Figure 2: The LLM fine-tuning procedure illustrated with example questions from the TriviaQA dataset.

Results

Single-Question Confidence

Calibration Improvement: The fine-tuning process improves calibration, the alignment between expressed confidence and actual accuracy. Within-domain tests reveal a significant reduction in Expected Calibration Error (ECE), coupled with increased discrimination (AUC).

Cross-Domain Generalization: Models fine-tuned on a combination of domains display improved performance on unseen domain tasks such as TruthfulQA and MetaMedQA, demonstrating transferable calibration gains.

Figure 3: Calibration diagrams for fine-tuned and baseline models for the single-question confidence task using within-domain test questions.

Pairwise Confidence Comparison

Within-Domain Discrimination: Fine-tuning enhances the model's ability to discriminate confidence between pairs of questions, reflected by higher AUC metrics in evaluated domains.

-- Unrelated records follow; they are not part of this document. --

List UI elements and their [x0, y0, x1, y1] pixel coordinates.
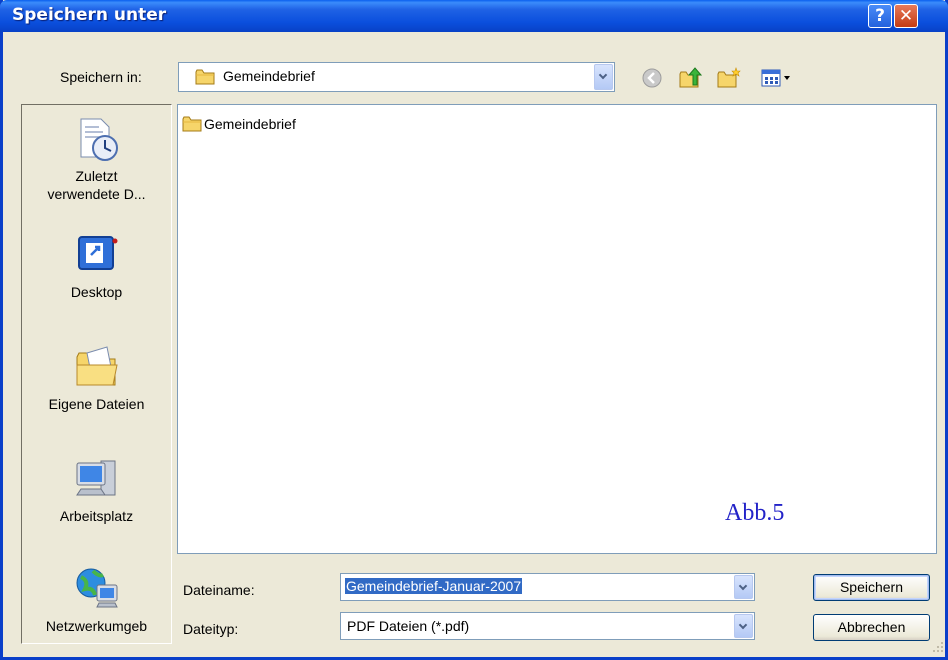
- place-network[interactable]: Netzwerkumgeb: [22, 565, 171, 635]
- new-folder-icon[interactable]: [717, 67, 741, 89]
- place-label: Arbeitsplatz: [59, 508, 134, 524]
- place-label: Desktop: [70, 284, 123, 300]
- filetype-dropdown[interactable]: PDF Dateien (*.pdf): [340, 612, 755, 640]
- save-in-value: Gemeindebrief: [223, 68, 315, 84]
- place-label: verwendete D...: [47, 186, 146, 202]
- chevron-down-icon[interactable]: [734, 575, 753, 599]
- filename-label: Dateiname:: [183, 582, 255, 598]
- folder-icon: [195, 69, 215, 85]
- place-my-computer[interactable]: Arbeitsplatz: [22, 455, 171, 525]
- list-item[interactable]: Gemeindebrief: [182, 115, 296, 133]
- filetype-value: PDF Dateien (*.pdf): [347, 618, 470, 634]
- recent-docs-icon: [80, 118, 118, 161]
- save-as-dialog: Speichern unter ? ✕ Speichern in: Gemein…: [0, 0, 948, 660]
- filetype-label: Dateityp:: [183, 621, 239, 637]
- folder-icon: [182, 116, 202, 132]
- desktop-icon: [77, 236, 117, 270]
- help-button[interactable]: ?: [868, 4, 892, 28]
- save-button[interactable]: Speichern: [813, 574, 930, 601]
- up-folder-icon[interactable]: [679, 67, 703, 89]
- back-icon[interactable]: [641, 67, 663, 89]
- chevron-down-icon[interactable]: [734, 614, 753, 638]
- view-menu-icon[interactable]: [761, 67, 795, 89]
- title-bar[interactable]: Speichern unter ? ✕: [0, 0, 948, 32]
- places-bar: Zuletzt verwendete D... Desktop Eigene D…: [21, 104, 172, 644]
- close-button[interactable]: ✕: [894, 4, 918, 28]
- my-computer-icon: [75, 460, 115, 496]
- cancel-button[interactable]: Abbrechen: [813, 614, 930, 641]
- figure-annotation: Abb.5: [725, 500, 785, 526]
- place-label: Eigene Dateien: [48, 396, 145, 412]
- filename-input[interactable]: Gemeindebrief-Januar-2007: [340, 573, 755, 601]
- place-label: Zuletzt: [75, 168, 118, 184]
- save-in-label: Speichern in:: [60, 69, 142, 85]
- save-in-dropdown[interactable]: Gemeindebrief: [178, 62, 615, 92]
- place-label: Netzwerkumgeb: [45, 618, 148, 634]
- window-title: Speichern unter: [12, 5, 167, 25]
- chevron-down-icon[interactable]: [594, 64, 613, 90]
- resize-grip-icon[interactable]: [931, 640, 945, 654]
- my-documents-icon: [76, 346, 118, 386]
- place-my-documents[interactable]: Eigene Dateien: [22, 343, 171, 413]
- filename-value: Gemeindebrief-Januar-2007: [345, 578, 523, 594]
- place-recent[interactable]: Zuletzt verwendete D...: [22, 115, 171, 203]
- network-icon: [76, 568, 118, 608]
- file-list[interactable]: Gemeindebrief: [177, 104, 937, 554]
- file-name: Gemeindebrief: [204, 116, 296, 132]
- place-desktop[interactable]: Desktop: [22, 231, 171, 301]
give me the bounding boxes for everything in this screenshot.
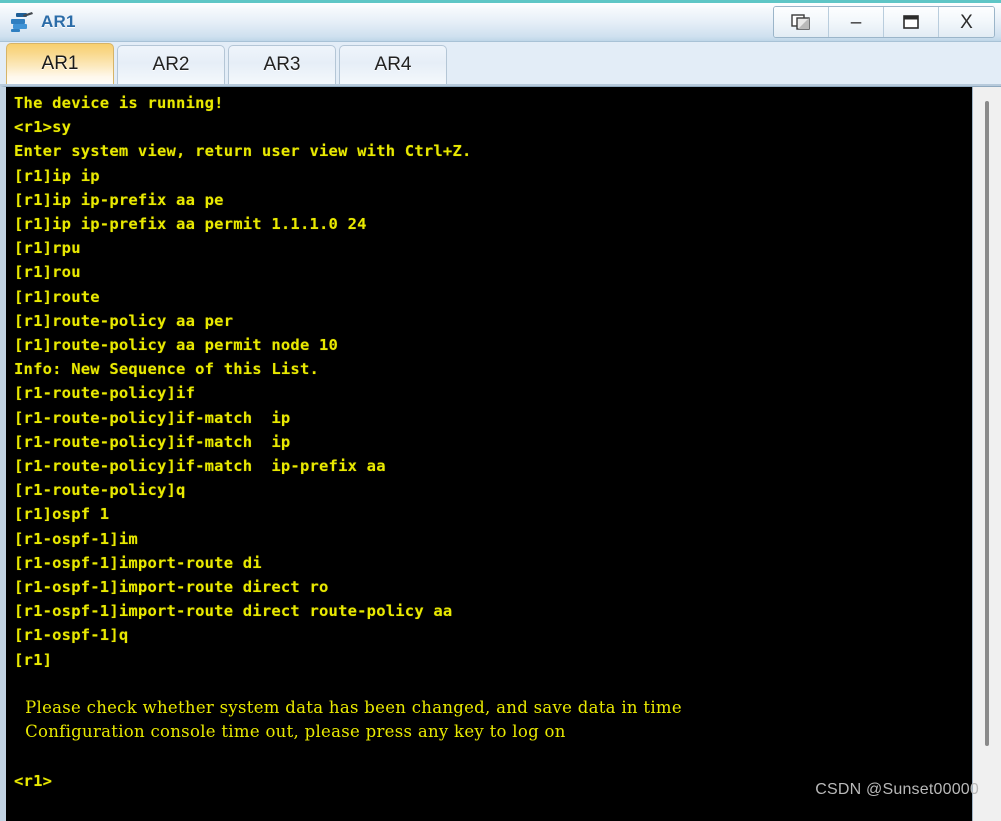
tab-ar1-label: AR1 [41, 53, 79, 74]
restore-window-button[interactable] [774, 7, 829, 37]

Cross-Domain Transfer and Comparison Tasks: Similarly to single-question confidence, cross-task evaluations show that single-task improvements do not transfer. However, joint fine-tuning across both tasks yields comprehensive calibration and discrimination enhancements across out-of-domain datasets.

Figure 4: Calibration diagrams for fine-tuned and baseline models for the single-question confidence task using out-of-domain questions.

Discussion

The paper confirms that LLMs can be trained to better express their uncertainty, although this often requires multitask and multidomain training approaches to achieve generalized improvements across various settings. The distinct metacognitive operations—absolute estimates and relative comparisons—are learned differently, suggesting the need for multitask learning to foster shared internal representations aiding both types. The approach aligns with human metacognitive frameworks, implying parallels between computational and cognitive processes in uncertainty communication.

Conclusion

This work demonstrates that systematic fine-tuning can effectively enhance the metacognitive capabilities of LLMs, facilitating more reliable communication of uncertainty across diverse domains. This improvement lays a foundation for safer and more trustworthy deployment in critical areas, with multitask and multidomain training touted as promising strategies for achieving comprehensive metacognitive competencies.